EFFECTS OF STEADY ANGLE OF ATTACK ON NONLINEAR GUST RESPONSE OF A DELTA WING MODEL

• Published in: Journal of fluids and structures Vol. 16; no. 8; pp. 1093 - 1110
• Main Authors: TANG, D.M., HENRY, J.K., DOWELL, E.H.
• Format: Journal Article
• Language: English
• Published: London Elsevier Ltd 01.12.2002; Elsevier
• Subjects: Aerodynamics; Applied fluid mechanics; Exact sciences and technology; Fluid dynamics; Fundamental areas of phenomenology (including applications); Physics; Solid mechanics; Structural and continuum mechanics; Vibration, mechanical wave, dynamic stability (aeroelasticity, vibration control...); Vibrations and mechanical waves; Oscillating aerofoil; Delta wing; Fluid-structure interactions; Theoretical study; Aerodynamics; Frequency response; Velocity distribution; Aeroelasticity; Experimental study; Gust; Periodic perturbation
• ISSN: 0889-9746; 1095-8622
• DOI: 10.1006/jfls.2002.0465

The effects of a steady angle of attack on the nonlinear aeroelastic response of a delta wing model to a periodic gust have been studied.
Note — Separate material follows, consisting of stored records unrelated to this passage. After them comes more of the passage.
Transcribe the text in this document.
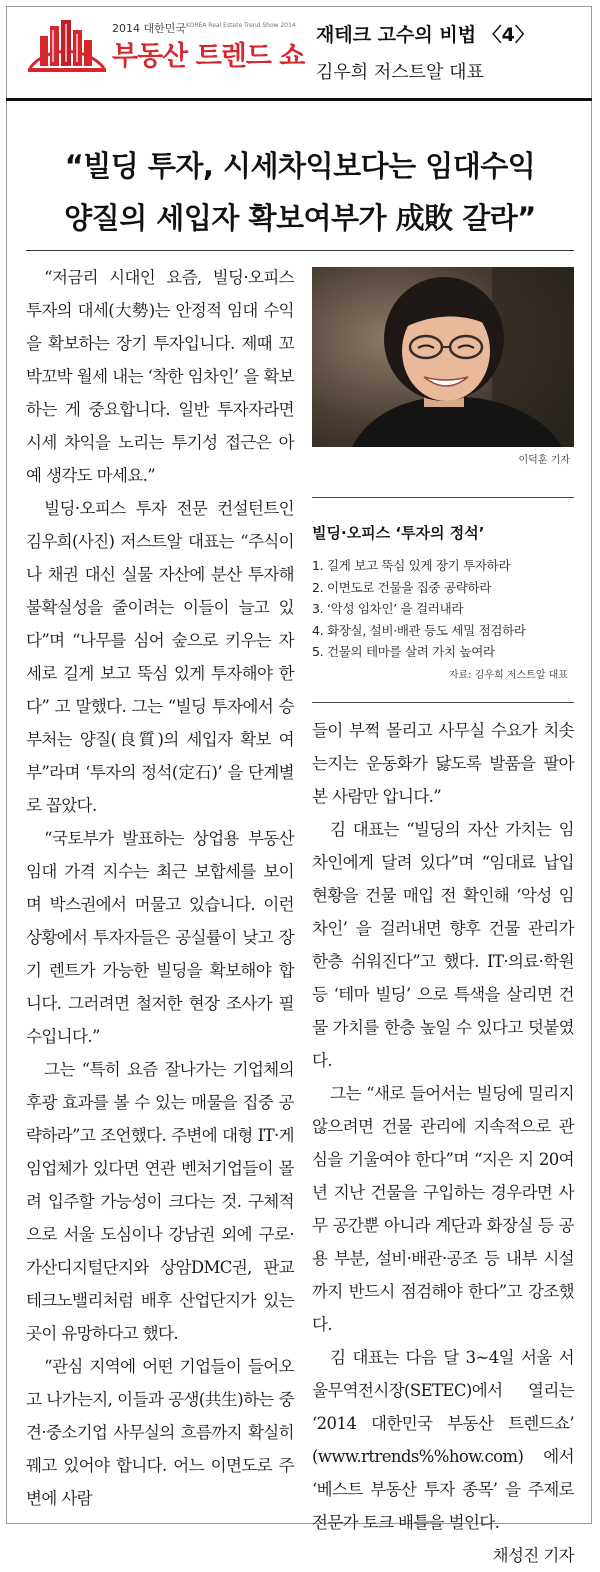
2014 대한민국 KOREA Real Estate Trend Show 2014
부동산 트렌드 쇼
재테크 고수의 비법 〈4〉
김우희 저스트알 대표
“빌딩 투자, 시세차익보다는 임대수익
양질의 세입자 확보여부가 成敗 갈라”

“저금리 시대인 요즘, 빌딩·오피스 투자의 대세(大勢)는 안정적 임대 수익을 확보하는 장기 투자입니다. 제때 꼬박꼬박 월세 내는 ‘착한 임차인’ 을 확보하는 게 중요합니다. 일반 투자자라면 시세 차익을 노리는 투기성 접근은 아예 생각도 마세요.”

빌딩·오피스 투자 전문 컨설턴트인 김우희(사진) 저스트알 대표는 “주식이나 채권 대신 실물 자산에 분산 투자해 불확실성을 줄이려는 이들이 늘고 있다”며 “나무를 심어 숲으로 키우는 자세로 길게 보고 뚝심 있게 투자해야 한다” 고 말했다. 그는 “빌딩 투자에서 승부처는 양질(良質)의 세입자 확보 여부”라며 ‘투자의 정석(定石)’ 을 단계별로 꼽았다.

“국토부가 발표하는 상업용 부동산 임대 가격 지수는 최근 보합세를 보이며 박스권에서 머물고 있습니다. 이런 상황에서 투자자들은 공실률이 낮고 장기 렌트가 가능한 빌딩을 확보해야 합니다. 그러려면 철저한 현장 조사가 필수입니다.”

그는 “특히 요즘 잘나가는 기업체의 후광 효과를 볼 수 있는 매물을 집중 공략하라”고 조언했다. 주변에 대형 IT·게임업체가 있다면 연관 벤처기업들이 몰려 입주할 가능성이 크다는 것. 구체적으로 서울 도심이나 강남권 외에 구로·가산디지털단지와 상암DMC권, 판교테크노밸리처럼 배후 산업단지가 있는 곳이 유망하다고 했다.

“관심 지역에 어떤 기업들이 들어오고 나가는지, 이들과 공생(共生)하는 중견·중소기업 사무실의 흐름까지 확실히 꿰고 있어야 합니다. 어느 이면도로 주변에 사람

이덕훈 기자
빌딩·오피스 ‘투자의 정석’
1. 길게 보고 뚝심 있게 장기 투자하라
2. 이면도로 건물을 집중 공략하라
3. ‘악성 임차인’ 을 걸러내라
4. 화장실, 설비·배관 등도 세밀 점검하라
5. 건물의 테마를 살려 가치 높여라
자료: 김우희 저스트알 대표

들이 부쩍 몰리고 사무실 수요가 치솟는지는 운동화가 닳도록 발품을 팔아본 사람만 압니다.”

김 대표는 “빌딩의 자산 가치는 임차인에게 달려 있다”며 “임대료 납입 현황을 건물 매입 전 확인해 ‘악성 임차인’ 을 걸러내면 향후 건물 관리가 한층 쉬워진다”고 했다. IT·의료·학원 등 ‘테마 빌딩’ 으로 특색을 살리면 건물 가치를 한층 높일 수 있다고 덧붙였다.

그는 “새로 들어서는 빌딩에 밀리지 않으려면 건물 관리에 지속적으로 관심을 기울여야 한다”며 “지은 지 20여년 지난 건물을 구입하는 경우라면 사무 공간뿐 아니라 계단과 화장실 등 공용 부분, 설비·배관·공조 등 내부 시설까지 반드시 점검해야 한다”고 강조했다.

김 대표는 다음 달 3~4일 서울 서울무역전시장(SETEC)에서 열리는 ‘2014 대한민국 부동산 트렌드쇼’ (www.rtrends%%how.com) 에서 ‘베스트 부동산 투자 종목’ 을 주제로 전문가 토크 배틀을 벌인다.

채성진 기자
For the theoretical analysis, a three-dimensional time-domain vortex lattice aerodynamic model and a reduced order aerodynamic technique were used and the structure was modelled using von Karman plate theory that allows for geometric strain–displacement nonlinearities in the delta wing structure. Also, an experimental investigation has been carried out in the Duke wind tunnel using a rotating slotted cylinder gust generator and an Ometron VPI 4000 Scanning Laser Vibrometer measurement system to measure deflections (velocities) of a delta wing test model. The fair to good quantitative agreement between theory and experiment verifies that the present analytical approach has reasonable accuracy and good computational efficiency for nonlinear gust response analysis in the time-domain. The results also contribute to a better physical understanding of the nonlinear aeroelastic response of a delta wing model to gust loads when the steady angle of attack is varied.